To create the table containing the names of the top 10 assignees in for each year, we manually copy-pasted the lists for each year which is produced by get_html(), when passing an argument for K, into a single CSV file and we then converted that file to HTML using Pandas.

import pandas as pd
# top assignees tables
text_file = open("top_us_table.html", "w")
text_file.write(pd.read_csv(MY_PATH + '/Results/Top10_US.csv', index_col=0).to_html(index = False, 
                                                                                    col_space=200, 
                                                                                    justify = 'left'))
text_file.close()

text_file = open("top_nonus_table.html", "w")
text_file.write(pd.read_csv(MY_PATH + '/Results/Top10_NonUS.csv', index_col=0).to_html(index = False, 
                                                                                    col_space=200, 
                                                                                    justify = 'left'))
text_file.close()

For the last plot of Part 1, we arbitralily chose a handful of the top assignees to plot the evolution of their number of inventors.

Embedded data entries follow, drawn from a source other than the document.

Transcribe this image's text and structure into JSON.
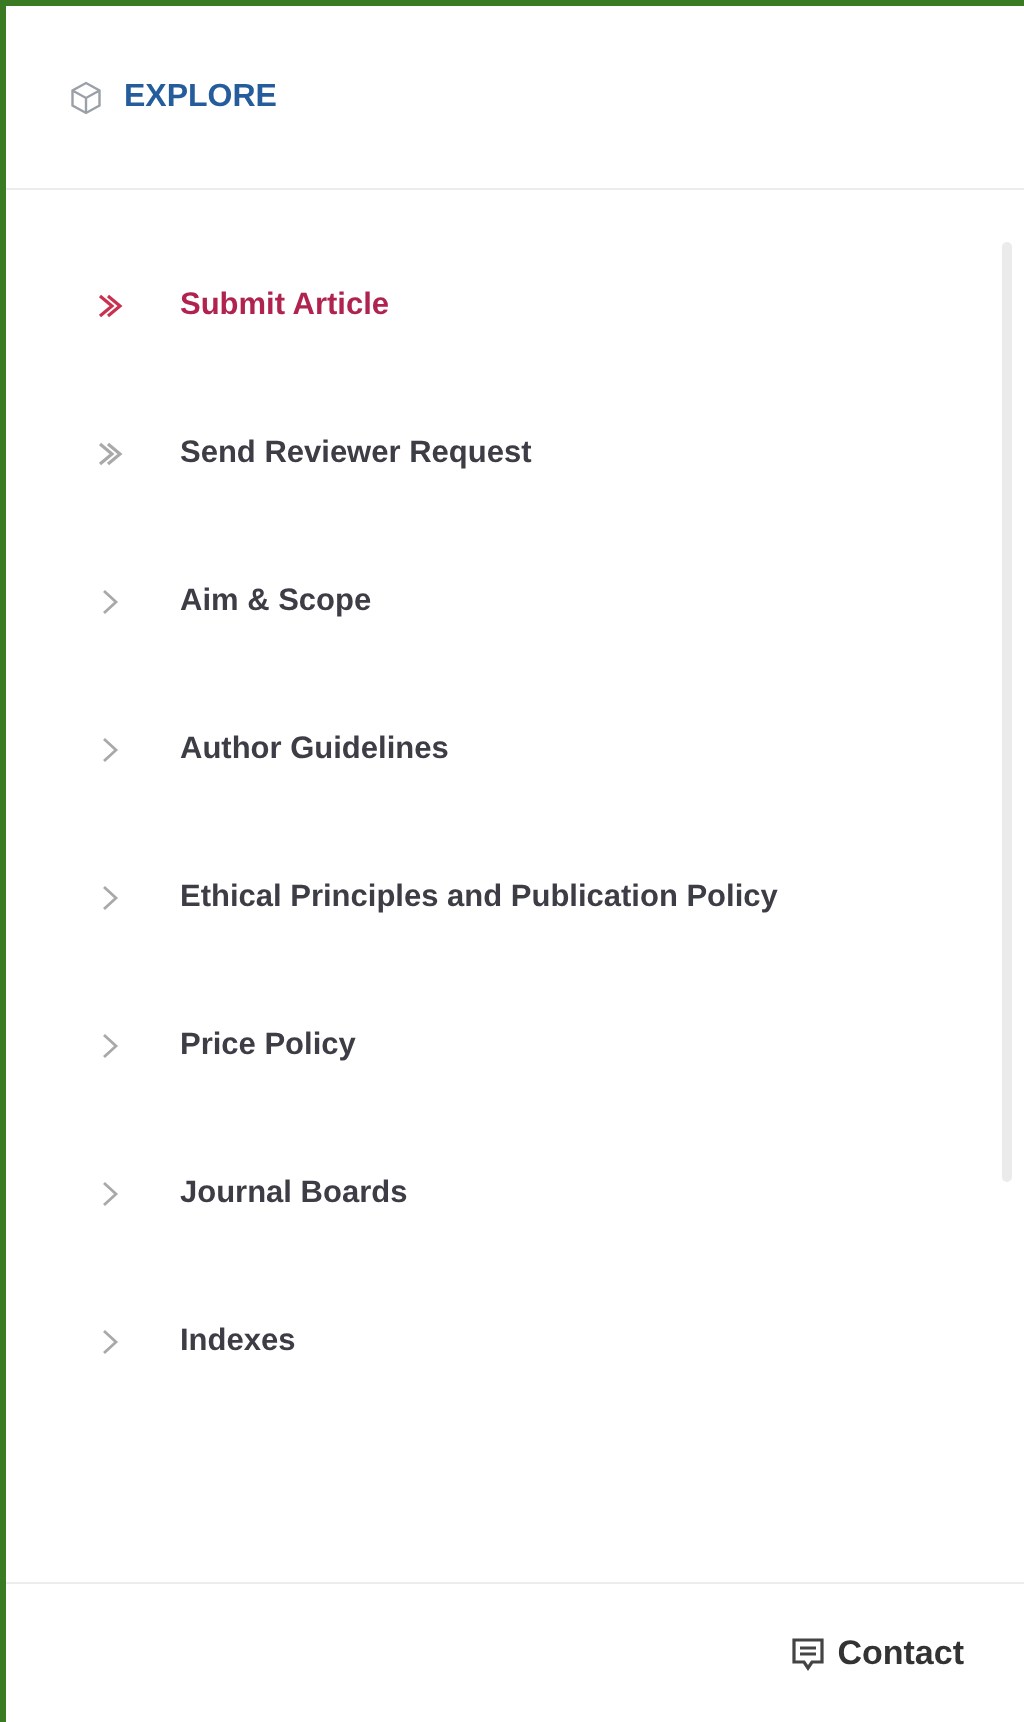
{
  "header": {
    "title": "EXPLORE"
  },
  "menu": [
    {
      "label": "Submit Article",
      "kind": "double",
      "selected": true
    },
    {
      "label": "Send Reviewer Request",
      "kind": "double",
      "selected": false
    },
    {
      "label": "Aim & Scope",
      "kind": "single",
      "selected": false
    },
    {
      "label": "Author Guidelines",
      "kind": "single",
      "selected": false
    },
    {
      "label": "Ethical Principles and Publication Policy",
      "kind": "single",
      "selected": false
    },
    {
      "label": "Price Policy",
      "kind": "single",
      "selected": false
    },
    {
      "label": "Journal Boards",
      "kind": "single",
      "selected": false
    },
    {
      "label": "Indexes",
      "kind": "single",
      "selected": false
    }
  ],
  "footer": {
    "link": "Contact"
  }
}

# evolution in number of inventors for top assignees plot
assignees_us = ['Intel Corporation', 'Amazon Technologies, Inc.','International Business Machines Corporation',
                'Google Inc.', 'General Electric Company', 'QUALCOMM Incorporated', 'Apple Inc.']
assignees_nonus = ['Samsung Electronics Co., Ltd.', 'Canon Kabushiki Kaisha', 'Sony Côrporation',
                   'Taiwan Semiconductor Manufacturing Company, Ltd.','Hon Hai Precision Industry Co., Ltd.',
                   'LG Electronics Inc.','Huawei Technologies Co., Ltd.']
get_assignees_plot(full_year_data, assignees_us, assignees_nonus)

Part 2.

The following functions in the visualizations module are specifically for Part 2:

  • save_layers: Produce HTML rendering of Folium map with or without layer control.

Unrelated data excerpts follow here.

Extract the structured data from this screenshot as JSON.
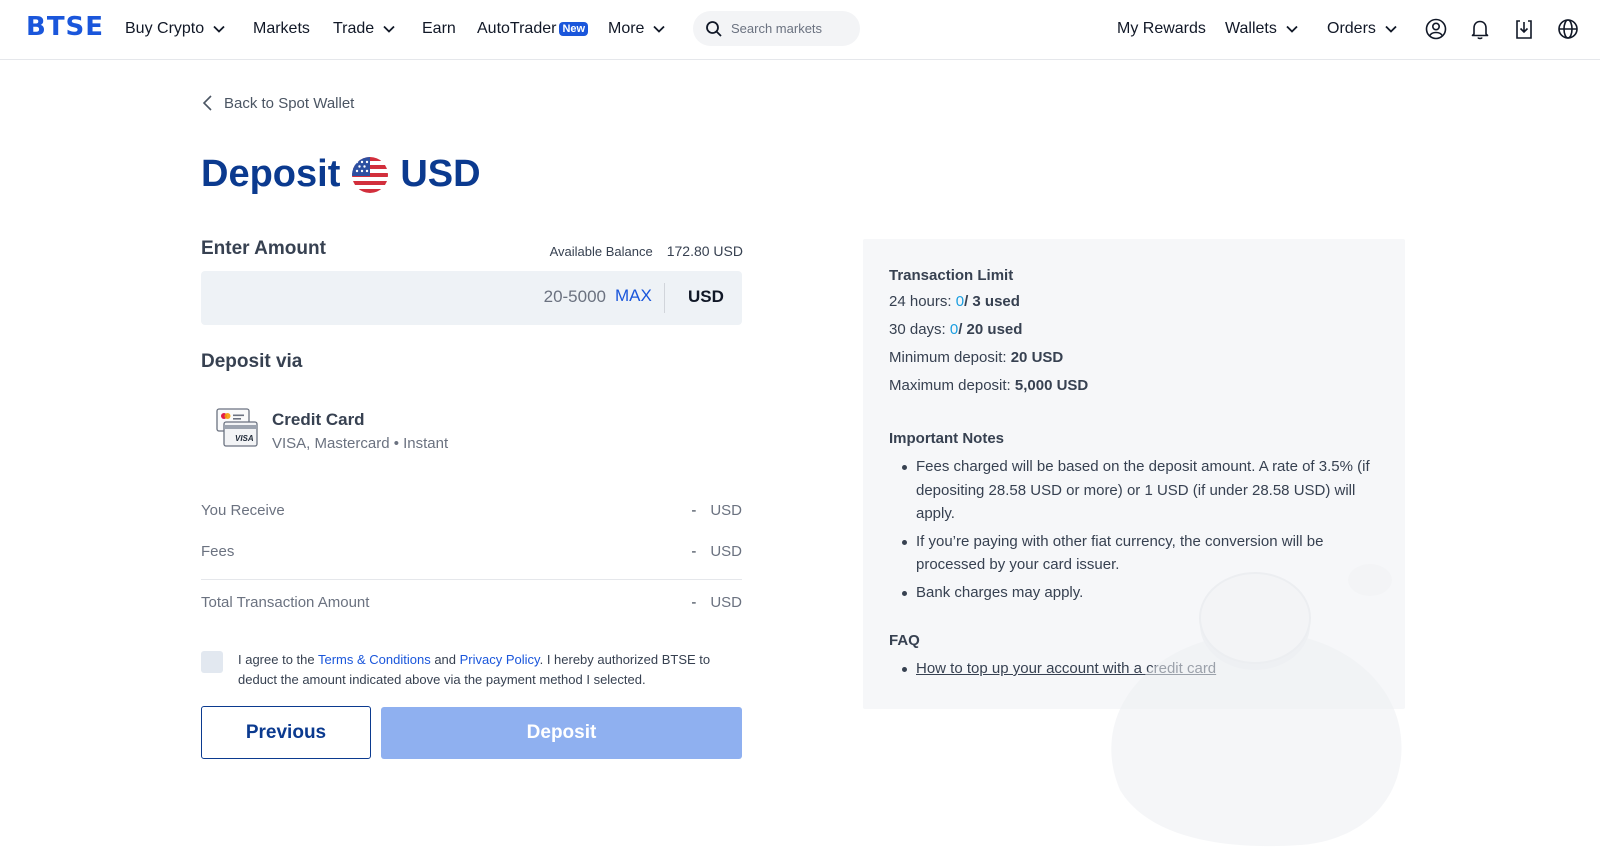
{
  "nav": {
    "logo": "BTSE",
    "items": [
      {
        "label": "Buy Crypto",
        "has_dropdown": true
      },
      {
        "label": "Markets",
        "has_dropdown": false
      },
      {
        "label": "Trade",
        "has_dropdown": true
      },
      {
        "label": "Earn",
        "has_dropdown": false
      },
      {
        "label": "AutoTrader",
        "badge": "New",
        "has_dropdown": false
      },
      {
        "label": "More",
        "has_dropdown": true
      }
    ],
    "search_placeholder": "Search markets",
    "right_items": [
      {
        "label": "My Rewards",
        "has_dropdown": false
      },
      {
        "label": "Wallets",
        "has_dropdown": true
      },
      {
        "label": "Orders",
        "has_dropdown": true
      }
    ],
    "icons": [
      "user-icon",
      "bell-icon",
      "download-icon",
      "globe-icon"
    ]
  },
  "back_link": "Back to Spot Wallet",
  "page_title": {
    "prefix": "Deposit",
    "currency": "USD",
    "flag_icon": "us-flag-icon"
  },
  "amount": {
    "label": "Enter Amount",
    "balance_label": "Available Balance",
    "balance_value": "172.80 USD",
    "placeholder": "20-5000",
    "max_label": "MAX",
    "currency": "USD"
  },
  "deposit_via": {
    "label": "Deposit via",
    "method": {
      "name": "Credit Card",
      "sub": "VISA, Mastercard • Instant",
      "icon": "credit-card-icon",
      "card_text": "VISA"
    }
  },
  "summary": [
    {
      "label": "You Receive",
      "value": "-",
      "unit": "USD"
    },
    {
      "label": "Fees",
      "value": "-",
      "unit": "USD"
    },
    {
      "label": "Total Transaction Amount",
      "value": "-",
      "unit": "USD"
    }
  ],
  "agreement": {
    "pre": "I agree to the ",
    "terms": "Terms & Conditions",
    "mid": " and ",
    "privacy": "Privacy Policy",
    "post": ". I hereby authorized BTSE to deduct the amount indicated above via the payment method I selected.",
    "checked": false
  },
  "buttons": {
    "previous": "Previous",
    "deposit": "Deposit"
  },
  "colors": {
    "brand": "#1a56db",
    "title": "#0b3a8f",
    "highlight": "#1a9ee0",
    "deposit_disabled": "#8fb0f0"
  },
  "info": {
    "limit_title": "Transaction Limit",
    "limits": [
      {
        "label": "24 hours: ",
        "used": "0",
        "rest": "/ 3 used"
      },
      {
        "label": "30 days: ",
        "used": "0",
        "rest": "/ 20 used"
      }
    ],
    "min_label": "Minimum deposit: ",
    "min_value": "20 USD",
    "max_label": "Maximum deposit: ",
    "max_value": "5,000 USD",
    "notes_title": "Important Notes",
    "notes": [
      "Fees charged will be based on the deposit amount. A rate of 3.5% (if depositing 28.58 USD or more) or 1 USD (if under 28.58 USD) will apply.",
      "If you’re paying with other fiat currency, the conversion will be processed by your card issuer.",
      "Bank charges may apply."
    ],
    "faq_title": "FAQ",
    "faq_links": [
      "How to top up your account with a credit card"
    ]
  }
}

    • If layered is True, then it produces a single HTML file with each Leaflet layer representing the locations of the inventors in each layer of innovators
    • If layered is False, then it produces one HTML file for each layer
  • compute_similarities: Produce HTML table containing the percentage of similarities in patent citations between two patent networks, at each layer.

from visualizations import save_layers, compute_similarities
save_layers(facebook, 'facebook', zoom_on = None, layered = True)
save_layers(tencent, 'tencent', zoom_on = None, layered = True)
compute_similarities(facebook, tencent, 'fb_tencent_sim')

Again, the remaining comparisons visualizations were all obtained in the same fashion, so we only include this example here.